‘I have forgiven him. This is not personal’ – Ted Cruz explains Donaldorsement

We are all reeling from the shock of Ted Cruz’s donaldorsement yesterday. While sorting through all of the reactions, it might be helpful to see how Cruz explained why he did it apart from the Facebook post.

Here’s what he told a local Texas news outlet:

In an exclusive interview with Eyewitness News, Cruz said it was not a snap decision.

“There were no deals,” he said. “We had been engaged in conversations. You know it’s been a decision as I said I’ve been thinking about and praying about for weeks and months, discussing it with my family, and I made the decision today and announced it Friday.

This rather flies in the face of reports that he did it for the sake of staving off primary opponents, or that he did it to get Mike Lee on the Supreme Court. Those are much more pragmatic reasons than the one he seems to be pushing here.
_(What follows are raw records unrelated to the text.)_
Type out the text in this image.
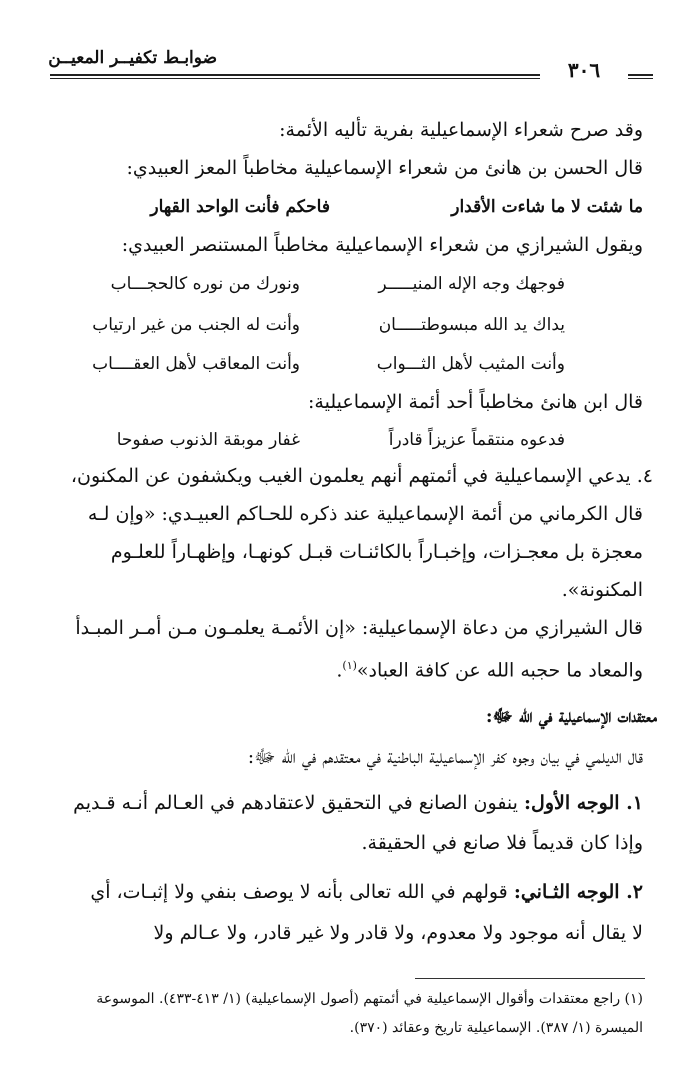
ضوابـط تكفيــر المعيــن	٣٠٦
وقد صرح شعراء الإسماعيلية بفرية تأليه الأئمة:
قال الحسن بن هانئ من شعراء الإسماعيلية مخاطباً المعز العبيدي:
ما شئت لا ما شاءت الأقدار
فاحكم فأنت الواحد القهار
ويقول الشيرازي من شعراء الإسماعيلية مخاطباً المستنصر العبيدي:
فوجهك وجه الإله المنيـــــر
ونورك من نوره كالحجـــاب
يداك يد الله مبسوطتـــــان
وأنت له الجنب من غير ارتياب
وأنت المثيب لأهل الثـــواب
وأنت المعاقب لأهل العقــــاب
قال ابن هانئ مخاطباً أحد أئمة الإسماعيلية:
فدعوه منتقماً عزيزاً قادراً
غفار موبقة الذنوب صفوحا
٤. يدعي الإسماعيلية في أئمتهم أنهم يعلمون الغيب ويكشفون عن المكنون،
قال الكرماني من أئمة الإسماعيلية عند ذكره للحـاكم العبيـدي: «وإن لـه
معجزة بل معجـزات، وإخبـاراً بالكائنـات قبـل كونهـا، وإظهـاراً للعلـوم
المكنونة».
قال الشيرازي من دعاة الإسماعيلية: «إن الأئمـة يعلمـون مـن أمـر المبـدأ
والمعاد ما حجبه الله عن كافة العباد»$^{(١)}$.
معتقدات الإسماعيلية في الله ﷻ:
قال الديلمي في بيان وجوه كفر الإسماعيلية الباطنية في معتقدهم في الله ﷻ:
١. الوجه الأول: ينفون الصانع في التحقيق لاعتقادهم في العـالم أنـه قـديم
وإذا كان قديماً فلا صانع في الحقيقة.
٢. الوجه الثـاني: قولهم في الله تعالى بأنه لا يوصف بنفي ولا إثبـات، أي
لا يقال أنه موجود ولا معدوم، ولا قادر ولا غير قادر، ولا عـالم ولا
(١) راجع معتقدات وأقوال الإسماعيلية في أئمتهم (أصول الإسماعيلية) (١/ ٤١٣-٤٣٣). الموسوعة
الميسرة (١/ ٣٨٧). الإسماعيلية تاريخ وعقائد (٣٧٠).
“Listen,” he said. “(In) politics, there’s always criticism. If no one is throwing rocks at you, you’re not doing much of anything. I’ve discussed it with both Heidi (Cruz) and my dad. I love my wife. I love my dad. Both of them have forgiven Donald. I have forgiven him. This is not personal. This is not about our family. It’s about the country.”
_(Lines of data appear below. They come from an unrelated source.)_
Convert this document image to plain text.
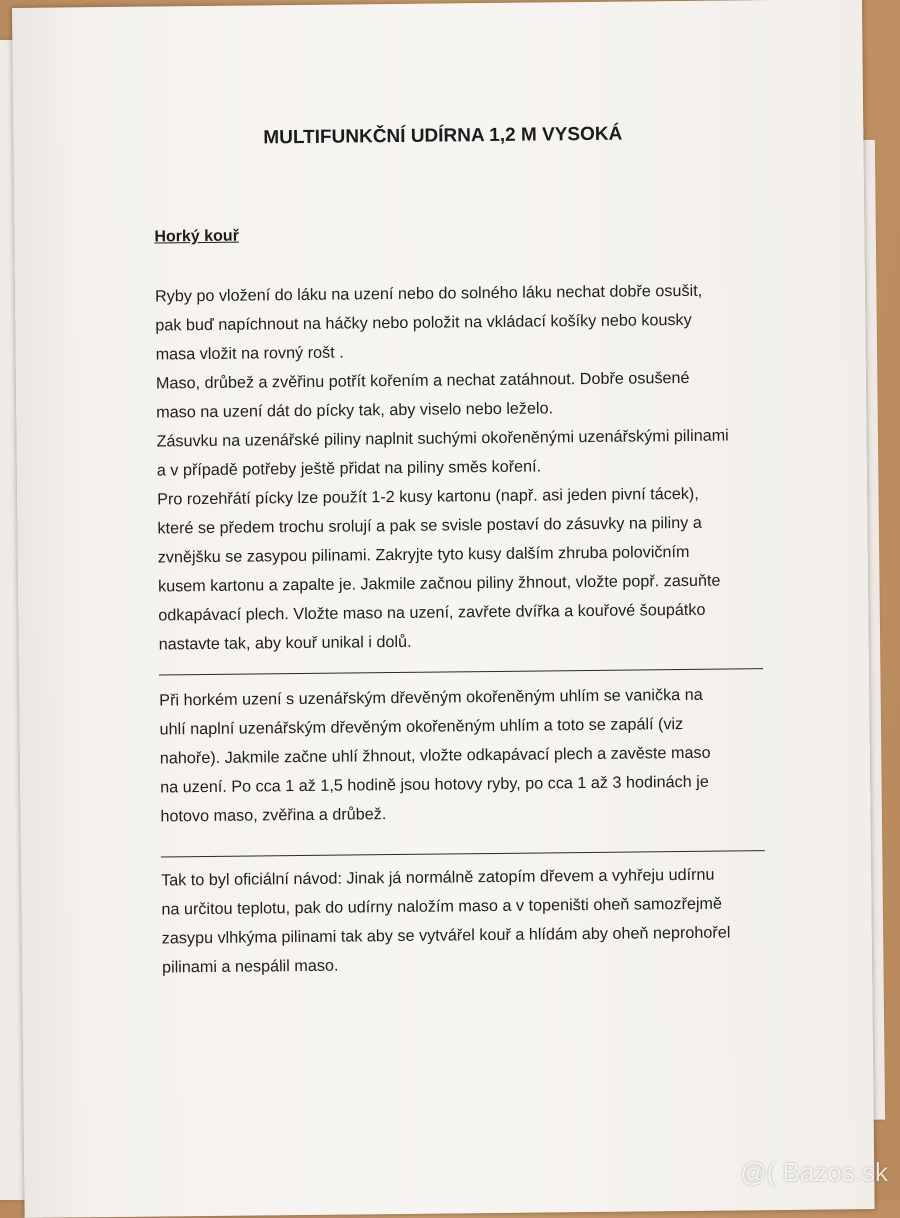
MULTIFUNKČNÍ UDÍRNA 1,2 M VYSOKÁ
Horký kouř

Ryby po vložení do láku na uzení nebo do solného láku nechat dobře osušit,
pak buď napíchnout na háčky nebo položit na vkládací košíky nebo kousky
masa vložit na rovný rošt .
Maso, drůbež a zvěřinu potřít kořením a nechat zatáhnout. Dobře osušené
maso na uzení dát do pícky tak, aby viselo nebo leželo.
Zásuvku na uzenářské piliny naplnit suchými okořeněnými uzenářskými pilinami
a v případě potřeby ještě přidat na piliny směs koření.
Pro rozehřátí pícky lze použít 1-2 kusy kartonu (např. asi jeden pivní tácek),
které se předem trochu srolují a pak se svisle postaví do zásuvky na piliny a
zvnějšku se zasypou pilinami. Zakryjte tyto kusy dalším zhruba polovičním
kusem kartonu a zapalte je. Jakmile začnou piliny žhnout, vložte popř. zasuňte
odkapávací plech. Vložte maso na uzení, zavřete dvířka a kouřové šoupátko
nastavte tak, aby kouř unikal i dolů.

Při horkém uzení s uzenářským dřevěným okořeněným uhlím se vanička na
uhlí naplní uzenářským dřevěným okořeněným uhlím a toto se zapálí (viz
nahoře). Jakmile začne uhlí žhnout, vložte odkapávací plech a zavěste maso
na uzení. Po cca 1 až 1,5 hodině jsou hotovy ryby, po cca 1 až 3 hodinách je
hotovo maso, zvěřina a drůbež.

Tak to byl oficiální návod: Jinak já normálně zatopím dřevem a vyhřeju udírnu
na určitou teplotu, pak do udírny naložím maso a v topeništi oheň samozřejmě
zasypu vlhkýma pilinami tak aby se vytvářel kouř a hlídám aby oheň neprohořel
pilinami a nespálil maso.

@( Bazos.sk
This actually sounds very familiar. I’m pretty sure Ben Carson offered the same explanation of his endorsement of the Donald after he called him a child molester. When pressed on it, Ben Carson said he had forgiven Trump. But there’s a slight problem with this – the Donald never ASKED for forgiveness. Indeed, he’s gone out of his way to say that he doesn’t think he’s ever done anything worth asking forgiveness for. So Cruz’s explanation here just doesn’t fly. Did the Donald ever apologize? And if not, then how can he say he “forgave” him?

“We have to choices,” he said. “We have Hillary or Donald. Now when this race started I had another choice in mind. I campaigned very hard. Tried to make that case. Out of 17 republican candidates, we beat 15 of them, but we didn’t beat 16 of them and at this point Donald is the republican nominee. At this point it is a choice, a binary choice between Donald Trump and Hillary Clinton and my conscience leads me to conclude that a Hillary Clinton presidency would do enormous damage to the court, to the bill of rights, to the constitution, to our freedom, to our jobs. And that’s why I am going to be voting for the republican nominee.”

We’ve heard this a million times over. This is the standard Trump talking point. So this doesn’t fly either.

Because it was a “binary choice” right after Trump got the nomination. So why did Cruz wait so long to endorse, if that’s his reasoning?

I think this is why Cruz’s endorsement is so displeasing to people – the reasons he gives just don’t quite make sense. Or at least, the reasons he says he’s endorsing didn’t change between the convention and now. So they don’t satisfy the reasoning for why he’s endorsing now.